Gangs of Taïwan de Keff

Fondu au noir

Révélé à Cannes à la Semaine de la Critique 2024, Gangs of Taïwan gagne enfin les écrans français cet été 2025. Les premiers pas dans le long-métrage d’un réalisateur cinéphile, esthète et engagé, qui emprunte au film de gangsters pour mieux raconter la jeunesse taïwanaise.

C’est l’histoire d’un pays à la fois indépendant et soumis à l’autoritarisme de la Chine. C’est l’histoire d’une île célébrée et invisibilisée. C’est l’histoire d’un territoire au riche 7e art, balisé depuis quarante ans par Edward Yang, Hou Hsiao-hsien, Ang Lee et Tsai Ming-liang. Fort de cet héritage, le trentenaire Keff se réapproprie ses racines familiales et culturelles, en étant revenu vivre dans le Taipei de son enfance, et en y signant son premier film long. Locust, rebaptisé Gangs of Taïwan pour attiser le chaland français, signe donc les retrouvailles d’un homme avec sa terre. Émouvant pour ce natif de parents taïwanais à Singapour, passé par Taipei, Hong-Kong, puis les États-Unis, qu’il a finalement quittés en 2019, sentant une dépréciation des minorités ethniques. Tout cela nourrit la description des jeunes au cœur du récit. Une génération en quête d’émancipation dans tous les sens du terme, et qui semble perdue, tant les débouchés existentiels virent au No Future.
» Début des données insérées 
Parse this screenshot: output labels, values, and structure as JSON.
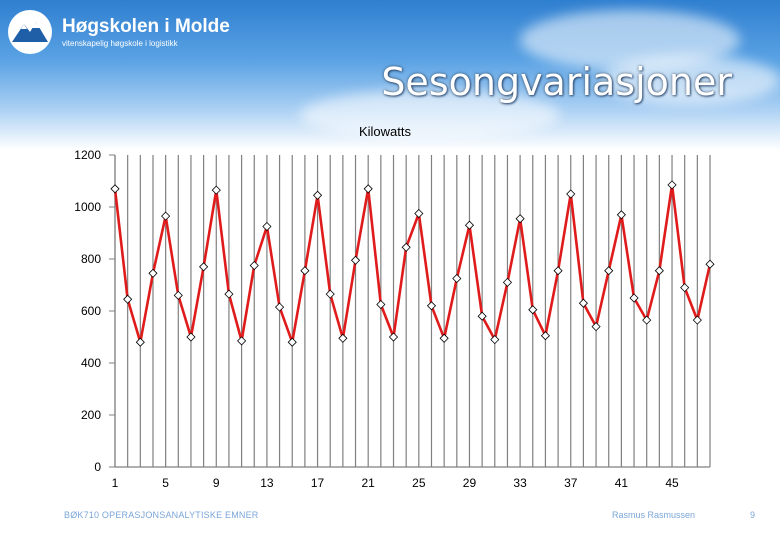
{
  "header": {
    "logo_name": "Høgskolen i Molde",
    "logo_tagline": "vitenskapelig høgskole i logistikk",
    "slide_title": "Sesongvariasjoner"
  },
  "footer": {
    "course": "BØK710 OPERASJONSANALYTISKE EMNER",
    "author": "Rasmus Rasmussen",
    "page": "9"
  },
  "colors": {
    "line": "#e01b1b",
    "marker_fill": "#ffffff",
    "grid": "#808080"
  },
  "chart_data": {
    "type": "line",
    "title": "Kilowatts",
    "xlabel": "",
    "ylabel": "",
    "ylim": [
      0,
      1200
    ],
    "xlim": [
      1,
      48
    ],
    "yticks": [
      0,
      200,
      400,
      600,
      800,
      1000,
      1200
    ],
    "xticks": [
      1,
      5,
      9,
      13,
      17,
      21,
      25,
      29,
      33,
      37,
      41,
      45
    ],
    "grid": "vertical",
    "legend": "none",
    "series": [
      {
        "x": [
          1,
          2,
          3,
          4,
          5,
          6,
          7,
          8,
          9,
          10,
          11,
          12,
          13,
          14,
          15,
          16,
          17,
          18,
          19,
          20,
          21,
          22,
          23,
          24,
          25,
          26,
          27,
          28,
          29,
          30,
          31,
          32,
          33,
          34,
          35,
          36,
          37,
          38,
          39,
          40,
          41,
          42,
          43,
          44,
          45,
          46,
          47,
          48
        ],
        "values": [
          1070,
          645,
          480,
          745,
          965,
          660,
          500,
          770,
          1065,
          665,
          485,
          775,
          925,
          615,
          480,
          755,
          1045,
          665,
          495,
          795,
          1070,
          625,
          500,
          845,
          975,
          620,
          495,
          725,
          930,
          580,
          490,
          710,
          955,
          605,
          505,
          755,
          1050,
          630,
          540,
          755,
          970,
          650,
          565,
          755,
          1085,
          690,
          565,
          780
        ]
      }
    ]
  }
}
Quelque chose de punk irrigue les veines de cette fresque sur la vie schizophrène d’un garçon, employé à tout faire d’un restau familial le jour, racketteur en bande la nuit. Banal en apparence, malgré son mutisme, Zhong-han est le centre singulier de ce roman d’apprentissage où le lyrisme se mêle à la tragédie. Le cinéaste rend compte d’une réalité implacable, entre règlements de comptes et étranglement économique, triades mafieuses et loyauté envers la tradition. Le joug chinois menace sur les écrans télé, qui captent en direct la répression des manifestations civiles hongkongaises de 2019. Une année pivot, qui sonne comme une menace pour Taïwan. La force de frappe de l’aventure tient à sa pugnacité et à sa croyance dans la durée de la narration. Chaque séquence a son propre pouls et apporte son grain de sable au tout. Douceur parfois. Fureur parfois. Keff mêle les humeurs, comme souvent dans un certain cinéma asiatique, qui joint la violence à l’humour, la bienveillance à la cruauté.

La virtuosité de la mise en scène marque dès les premières images. Mouvements de caméra et d’objectif, gestion du temps et de l’espace, gamme chromatique et injection de lumières pop au milieu de la rudesse et de la survie. En témoigne notamment un épisode de racket en club, où les masques de Barack Obama et Hillary Clinton créent un halo fantasmatique et une stylisation magnétique. Le réalisateur affirme son goût esthétique pour mieux traduire la tension socio-politique, le capitalisme galopant, et l’ultra- sensibilité de son héros, pris en étau entre code d’honneur et liens affectifs. Il renouvelle aussi le film de gangsters hongkongais et taïwanais, en mettant en exergue des protagonistes juvéniles, quand la maturité masculine a souvent occupé le haut de l’affiche. Nappé d’un silence verbal intrigant, Liu Wei-chen assure dans la peau de Zhong-han, à qui il confère un conflit intérieur et un charisme prometteur. Gangs of Taïwan, c’est la révélation d’un œil et d’un univers.